Convened in darkness,
scattered portions of the back steps
collected near my hands and knees.
Inching along the loose dirt,
gathering the breakage,
I noticed something pink—
a doll shoe.
When silver caught my eye—
a child-sized fork.
As I continued to sift through the earth,
a penny emerged; black rind obscured its year.
Hot, soapy water revealed its making: 1978,
the year before I graduated from college.
How many families inhabited this house,
I wonder?
Here, children’s handprints graced the sidewalk.
Relics of the first owners?
The tiny hands reached out. I reached back.

On my hands and knees,
inching along the loose dirt,
an ocean of love swelled beneath the deck.
In shining waves of work glove delight,
my new-old house—
built in 1952, painted in Ocean Swell Blue—
reached back,
echoed the memories of my childhood
and the sweetness of growing up in an age
that convened in technological darkness,
where our living room brightened with laughter
and family,
glowed
with a two-dial,
black and white TV.

PHOTO: Found objects beneath the deck: fork, penny, and doll shoe. Photo by the author. 
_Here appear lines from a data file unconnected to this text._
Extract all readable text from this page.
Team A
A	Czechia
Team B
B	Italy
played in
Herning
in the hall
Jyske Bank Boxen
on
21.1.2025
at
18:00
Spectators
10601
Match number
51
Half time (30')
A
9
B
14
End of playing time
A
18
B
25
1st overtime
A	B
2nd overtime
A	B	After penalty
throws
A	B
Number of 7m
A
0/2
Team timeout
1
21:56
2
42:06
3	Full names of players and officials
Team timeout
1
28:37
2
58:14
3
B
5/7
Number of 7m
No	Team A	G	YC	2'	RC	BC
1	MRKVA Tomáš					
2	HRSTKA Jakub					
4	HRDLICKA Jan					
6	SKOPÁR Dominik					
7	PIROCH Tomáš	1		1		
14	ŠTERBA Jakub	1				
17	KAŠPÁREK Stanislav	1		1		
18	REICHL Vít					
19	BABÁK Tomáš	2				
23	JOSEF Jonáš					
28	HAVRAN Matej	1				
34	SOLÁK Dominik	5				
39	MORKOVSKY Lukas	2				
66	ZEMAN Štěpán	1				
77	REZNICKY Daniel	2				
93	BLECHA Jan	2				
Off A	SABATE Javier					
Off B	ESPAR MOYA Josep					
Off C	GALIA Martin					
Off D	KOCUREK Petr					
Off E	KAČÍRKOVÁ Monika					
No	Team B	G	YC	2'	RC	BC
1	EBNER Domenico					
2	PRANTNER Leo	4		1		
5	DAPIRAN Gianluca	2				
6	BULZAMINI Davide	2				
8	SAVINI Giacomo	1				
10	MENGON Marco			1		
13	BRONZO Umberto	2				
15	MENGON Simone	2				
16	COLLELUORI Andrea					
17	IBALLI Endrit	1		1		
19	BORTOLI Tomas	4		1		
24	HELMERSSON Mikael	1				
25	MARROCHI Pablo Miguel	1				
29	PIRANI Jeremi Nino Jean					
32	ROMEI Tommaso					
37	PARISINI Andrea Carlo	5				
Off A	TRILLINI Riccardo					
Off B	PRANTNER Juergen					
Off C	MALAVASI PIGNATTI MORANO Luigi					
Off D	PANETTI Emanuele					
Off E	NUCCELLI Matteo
NOTE FROM THE AUTHOR: Recently, I moved back to my hometown of Minneapolis, Minnesota. My house is located near my son and other family members. After 22 years of living in another state, I’m rediscovering myself, so to speak. For a couple of months, I’ve been cleaning, fixing, organizing, and unearthing things, including memories and found objects like the penny, tiny fork, and doll shoe. I’ve thankfulness for a full life, where everything shines as an extraordinary contribution to my day.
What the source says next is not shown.